Lugansk regional governor Sergiy Gaiday said Monday Ukraine's forces had been pushed back from Severodonetsk's centre with the Russians controlling 70 to 80 percent of the city in their attempt to "encircle it".

With Russia turning the screw on the city, Ukrainian forces have two choices: "to surrender or die", said Eduard Basurin, a representative for pro-Russian separatists.

Capturing Severodonetsk would open the road to Sloviansk and another major city, Kramatorsk, in Moscow's push to conquer Donbas, a mainly Russian-speaking region partly held by pro-Kremlin separatists since 2014.

Zelenksy, in comments to Danish journalists Tuesday, insisted that the war could only end once Ukrainians were the only ones left on its territory.

How long that took depended "very much" on international support, and "the personalities of the leaders of European states".

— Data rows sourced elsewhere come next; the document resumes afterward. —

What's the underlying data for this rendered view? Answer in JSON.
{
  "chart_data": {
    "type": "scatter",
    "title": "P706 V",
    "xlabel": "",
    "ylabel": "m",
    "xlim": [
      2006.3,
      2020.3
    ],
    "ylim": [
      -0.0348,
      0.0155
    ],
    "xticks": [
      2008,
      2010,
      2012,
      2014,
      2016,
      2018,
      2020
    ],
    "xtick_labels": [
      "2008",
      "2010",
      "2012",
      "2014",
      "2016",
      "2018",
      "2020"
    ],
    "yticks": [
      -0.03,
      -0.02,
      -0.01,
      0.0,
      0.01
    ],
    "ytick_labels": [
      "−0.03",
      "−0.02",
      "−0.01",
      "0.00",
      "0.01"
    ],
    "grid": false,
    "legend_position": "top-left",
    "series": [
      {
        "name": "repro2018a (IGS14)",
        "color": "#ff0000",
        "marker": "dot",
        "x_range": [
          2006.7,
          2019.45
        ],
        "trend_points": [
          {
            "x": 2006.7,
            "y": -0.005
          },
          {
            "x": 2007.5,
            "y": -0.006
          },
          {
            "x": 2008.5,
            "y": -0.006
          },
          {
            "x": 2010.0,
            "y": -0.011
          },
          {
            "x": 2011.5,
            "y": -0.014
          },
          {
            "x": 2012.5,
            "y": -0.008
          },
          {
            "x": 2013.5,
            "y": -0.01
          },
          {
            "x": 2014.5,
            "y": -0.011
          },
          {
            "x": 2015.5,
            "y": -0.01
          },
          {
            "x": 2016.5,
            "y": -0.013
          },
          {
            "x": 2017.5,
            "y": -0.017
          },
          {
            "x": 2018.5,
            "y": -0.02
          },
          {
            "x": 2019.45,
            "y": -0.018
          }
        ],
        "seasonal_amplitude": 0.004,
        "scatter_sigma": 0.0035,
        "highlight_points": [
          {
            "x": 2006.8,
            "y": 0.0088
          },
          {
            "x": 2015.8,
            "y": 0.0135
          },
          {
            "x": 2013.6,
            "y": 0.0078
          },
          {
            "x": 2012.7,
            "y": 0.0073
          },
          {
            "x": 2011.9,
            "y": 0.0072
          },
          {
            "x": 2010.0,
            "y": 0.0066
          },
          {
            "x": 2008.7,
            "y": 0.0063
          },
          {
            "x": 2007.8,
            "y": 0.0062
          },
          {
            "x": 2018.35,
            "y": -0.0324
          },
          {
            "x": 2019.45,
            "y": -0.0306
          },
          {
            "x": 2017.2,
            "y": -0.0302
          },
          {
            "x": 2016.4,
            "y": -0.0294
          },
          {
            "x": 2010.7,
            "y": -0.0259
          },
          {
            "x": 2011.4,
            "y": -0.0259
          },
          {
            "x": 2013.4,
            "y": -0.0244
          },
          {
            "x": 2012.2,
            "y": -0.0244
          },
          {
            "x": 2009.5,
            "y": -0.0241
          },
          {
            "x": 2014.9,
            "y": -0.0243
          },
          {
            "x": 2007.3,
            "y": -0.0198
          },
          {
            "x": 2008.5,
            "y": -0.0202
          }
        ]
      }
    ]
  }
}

He regretted what he called, "the restrained behaviour of some leaders" which, he said, had "slowed down arms supplies very much".

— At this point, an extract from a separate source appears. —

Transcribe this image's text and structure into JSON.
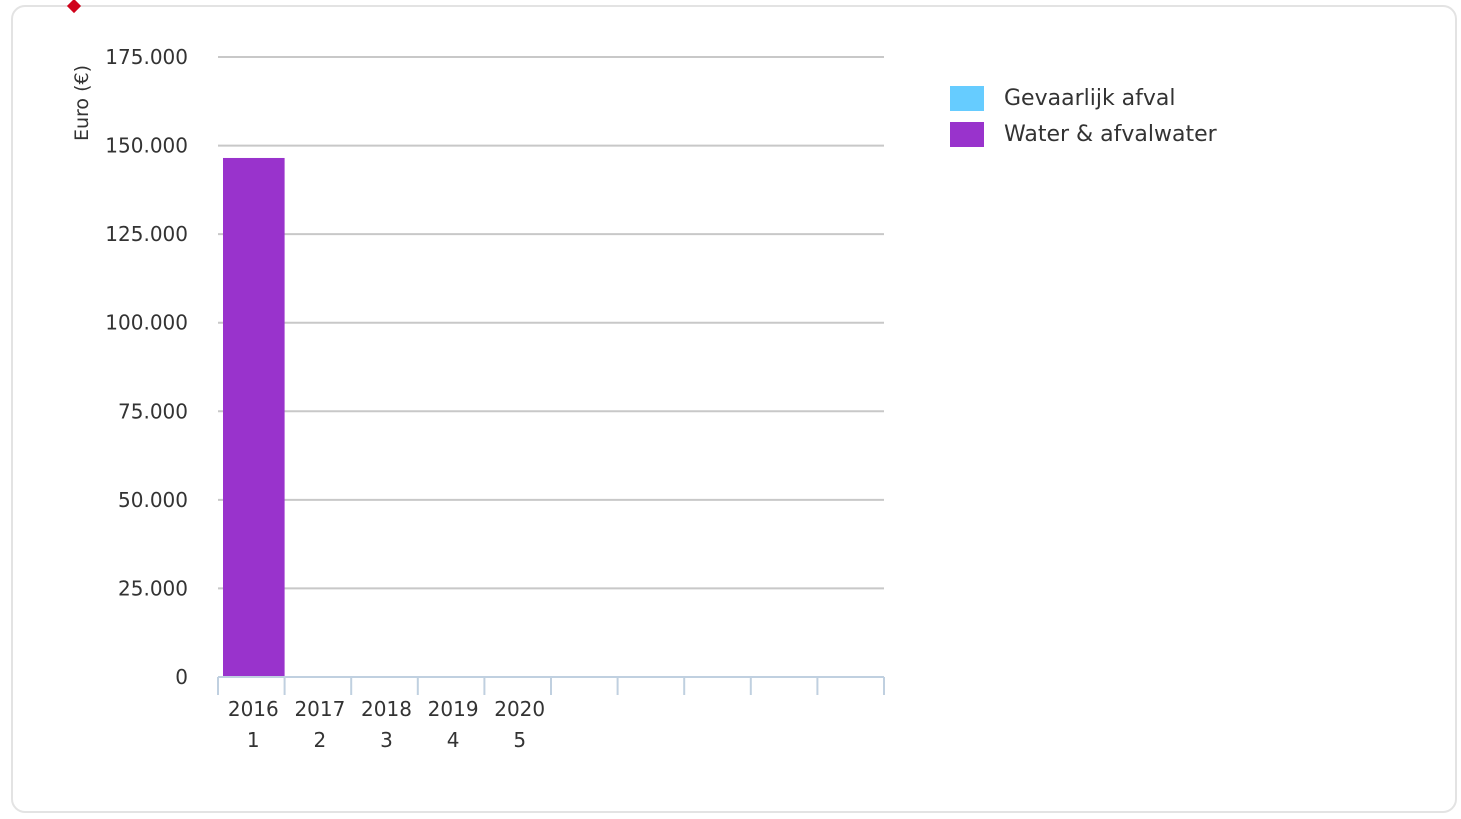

Zelensky has repeatedly urged the west to deliver heavy weapons to Ukraine as quickly as possible.

- 'Tear off their arms' -

From an elevated position in Lysychansk, an AFP team saw black smoke rising from the Azot factory in Severodonetsk and another area in the city.

Lysychansk itself has massive damage after months of shelling, with no water, electricity or phone signal.

The Ukrainian military is using high ground in the city to exchange fire with Russian forces fighting for control of Severodonetsk, just across the water.

Lysychansk resident Maksym Katerin buried his mother and stepfather in his garden on Monday after a shell ripped through his yard, killing them instantly.

"I don't know who did this, but if I knew, I would tear off their arms," he said.

Katerin's mother was lying on the ground, "her stomach was ripped and her guts were falling out. She was a very good, kind and helpful woman. Why did they do this to her?" Panicheva said.

"They bomb and they bomb, and we don't know what to do."

In the eastern town of Novodruzhesk Tuesday, there was still a smell of burning and smoke from a group of houses destroyed by shelling.

"It's not safe anywhere," said a soldier standing at the local fire station. "There are tons of people (still) here."

- 'Positive signal' -

The European Union needs to "give a positive signal" to Ukraine and be "open" to granting it candidate status, France's Europe minister, Clement Beaune, said Tuesday.

Ukraine has applied to become a member of the bloc, with the European Commission due to give its recommendation in the coming days. But some member states are sceptical about potentially fast-tracking Ukraine's accession.

The process would "take time", Beaune said, adding that the first priority was to "stop the war".

Russian energy giant Gazprom said Tuesday it would reduce gas deliveries to the EU via the Nord Stream pipeline by 40 percent, due to the delayed return of compressor units from German company Siemens.

A number of European countries, including Germany, where the underwater pipeline makes land, are highly reliant on supplies of Russian gas for their energy needs.

"The Kremlin has used our dependency on Russian fossil fuels to blackmail us," European Commission chief Ursula von der Leyen said on a visit to Israel, where the EU hopes to strengthen its energy ties.

The Kremlin meanwhile said it had not received a request from London to intervene in the case of two Britons sentenced to death by pro-Moscow separatist authorities in eastern Ukraine.

Aiden Aslin and Shaun Pinner, along with Moroccan Saaudun Brahim, were convicted of acting as mercenaries for Ukraine by the self-proclaimed Donetsk People's Republic.

"Everything will depend on the appeal from London, and I am sure that the Russian side will be ready to consider it," Kremlin spokesman Dmitry Peskov told reporters.

Russia also announced it was blacklisting 49 UK citizens, including defence officials and prominent journalists from the BBC, The Financial Times and The Guardian.